Delrio e Orlando lanciano segnali e cadono in trappola Insorgono i renziani, poi Zingaretti frena la polemica

Aprire al M5s, il Pd si spacca. E Di Maio gli chiude la porta

Sarà l'euforia per procura della vittoria del Psoe a Madrid. Sarà che i Dem italiani si identificano volentieri nell'aitante Pedro Sanchez, e quindi pensano di poter importare anche le sue alleanze con i populisti à la Ficò di Podemos.
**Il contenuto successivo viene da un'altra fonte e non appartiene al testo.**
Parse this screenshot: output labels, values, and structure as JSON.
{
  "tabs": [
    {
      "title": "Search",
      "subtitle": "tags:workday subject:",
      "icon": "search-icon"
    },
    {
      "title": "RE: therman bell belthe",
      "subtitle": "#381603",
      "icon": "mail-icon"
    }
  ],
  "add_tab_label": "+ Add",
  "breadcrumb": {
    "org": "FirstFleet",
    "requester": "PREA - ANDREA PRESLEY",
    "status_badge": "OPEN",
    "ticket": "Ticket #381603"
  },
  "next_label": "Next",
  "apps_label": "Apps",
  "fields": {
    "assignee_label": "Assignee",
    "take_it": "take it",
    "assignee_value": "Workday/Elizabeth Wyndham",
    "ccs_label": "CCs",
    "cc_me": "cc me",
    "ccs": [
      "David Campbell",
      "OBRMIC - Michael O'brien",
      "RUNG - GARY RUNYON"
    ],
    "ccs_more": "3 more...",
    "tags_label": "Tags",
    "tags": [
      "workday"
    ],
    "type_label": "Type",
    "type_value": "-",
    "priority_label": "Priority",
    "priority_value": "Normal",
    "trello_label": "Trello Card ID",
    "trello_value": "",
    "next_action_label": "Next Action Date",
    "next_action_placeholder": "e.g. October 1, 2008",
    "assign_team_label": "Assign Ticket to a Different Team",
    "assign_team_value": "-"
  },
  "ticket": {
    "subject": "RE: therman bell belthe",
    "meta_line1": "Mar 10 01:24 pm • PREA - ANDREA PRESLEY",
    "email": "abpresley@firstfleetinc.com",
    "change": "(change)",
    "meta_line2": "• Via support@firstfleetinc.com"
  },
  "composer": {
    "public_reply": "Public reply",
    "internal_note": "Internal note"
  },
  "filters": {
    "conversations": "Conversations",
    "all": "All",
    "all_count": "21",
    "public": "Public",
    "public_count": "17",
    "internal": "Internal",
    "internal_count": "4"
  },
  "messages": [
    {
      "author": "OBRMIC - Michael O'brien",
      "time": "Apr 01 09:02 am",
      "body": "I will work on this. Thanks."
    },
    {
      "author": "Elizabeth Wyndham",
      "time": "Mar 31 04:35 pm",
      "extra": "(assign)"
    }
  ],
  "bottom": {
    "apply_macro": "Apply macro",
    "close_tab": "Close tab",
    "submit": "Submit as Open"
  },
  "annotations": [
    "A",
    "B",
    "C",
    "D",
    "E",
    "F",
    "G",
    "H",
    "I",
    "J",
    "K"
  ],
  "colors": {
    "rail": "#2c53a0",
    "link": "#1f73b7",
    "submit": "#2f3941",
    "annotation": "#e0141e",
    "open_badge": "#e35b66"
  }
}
Fatto sta che ieri mattina il capogruppo Pd alla Camera, Graziano Delrio, ha pensato fosse il momento giusto per fare un'apertura, sia pur cauta, a Gigino Di Maio e ai Cinque Stelle, reduci dalla nuova batosta elettorale in Sicilia. Dopo aver apprezzato il «no» grillino alla reintroduzione del suffragio universale per le province, Delrio - intervistato da La Stampa - si è avventurato ad individuare i temi di possibile convergenza: dal «conflitto di interessi» al «salario minimo».

A Delrio ha fatto eco anche il vice di Zingaretti, Andrea Orlando, rappresentante dell'ala sinistra Pd: sulle «misure utili al Paese», come il solito conflitto di interessi, si può dialogare: «Non è che se una cosa che diciamo da 30 anni la propongono loro noi diciamo di no».

Due sassolini nello stagno, ma sufficienti a creare un piccolo maremoto interno: l'ala renziana del Pd, convinta che il sogno di «dividere» il blocco di potere gialloverde seducendo i grillini ancora si annidi nella maggioranza Dem, ha subito alzato le barricate. «I nostri elettori ci chiedono coerenza dice Raffaella Paita non possiamo avere nulla a che fare con un movimento che non applica democrazia interna, sostiene politiche di destra, sta sfasciando economicamente il Paese, fa del giustizialismo interessato un'architrave della sua proposta ideologica». E il giachettiano Luciano Nobili ricorda: «Un anno fa fu Renzi a impedire il suicidio di un'alleanza di governo con questi cialtroni. Oggi più che mai dobbiamo essergliene grati e ribadire che non andremo mai al governo insieme a loro».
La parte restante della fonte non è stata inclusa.